ECLI:NL:RVS:2024:3280

Raad van State

Datum uitspraak
14 augustus 2024
Publicatiedatum
14 augustus 2024
Zaaknummer
202305636/1/V6
Instantie
Raad van State
Type
Uitspraak
Rechtsgebied
Bestuursrecht
Procedures
  • Hoger beroep
Vindplaatsen
  • Rechtspraak.nl
AI samenvatting door LexboostAutomatisch gegenereerd

Afwijzing aanvraag tot faciliteren van overkomst naar Nederland voor Afghaanse vrouwenrechtenactiviste en haar gezin

In deze zaak gaat het om een hoger beroep van appellanten, bestaande uit een Afghaanse vrouwenrechtenactiviste, haar echtgenoot en hun kinderen, tegen de afwijzing van hun aanvraag om hun overkomst naar Nederland te faciliteren door de minister van Buitenlandse Zaken. De aanvraag werd afgewezen op 25 november 2021, omdat de minister van mening was dat de appellanten niet in aanmerking kwamen voor de speciale voorzieningen die waren ingesteld voor bepaalde groepen Afghanen. De appellanten stelden dat de vrouwenrechtenactiviste, die actief was in Afghanistan en geïnterviewd was voor een documentaireserie, onder een derde groep viel die in aanmerking kwam voor overkomst, maar de minister weigerde dit te erkennen.

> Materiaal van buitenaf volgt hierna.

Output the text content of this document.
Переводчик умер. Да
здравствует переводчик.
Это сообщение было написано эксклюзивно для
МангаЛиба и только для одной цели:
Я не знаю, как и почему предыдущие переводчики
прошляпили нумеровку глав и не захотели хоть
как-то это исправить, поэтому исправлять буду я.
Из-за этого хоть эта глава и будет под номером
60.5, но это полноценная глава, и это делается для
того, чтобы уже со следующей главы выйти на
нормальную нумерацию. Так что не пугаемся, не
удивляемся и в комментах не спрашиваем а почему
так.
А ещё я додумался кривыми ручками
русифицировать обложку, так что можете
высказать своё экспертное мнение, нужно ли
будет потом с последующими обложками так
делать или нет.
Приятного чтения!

De rechtbank Den Haag verklaarde op 19 juli 2023 het beroep van appellanten ongegrond, wat leidde tot het hoger beroep bij de Raad van State. De Afdeling bestuursrechtspraak van de Raad van State heeft de zaak op 13 juni 2024 behandeld. De appellanten voerden aan dat de minister bijzondere individuele omstandigheden had moeten overwegen, maar de Raad van State oordeelde dat de minister niet verplicht was om af te wijken van het beleid, aangezien de appellanten niet konden aantonen dat zij onder de uitzonderingen vielen.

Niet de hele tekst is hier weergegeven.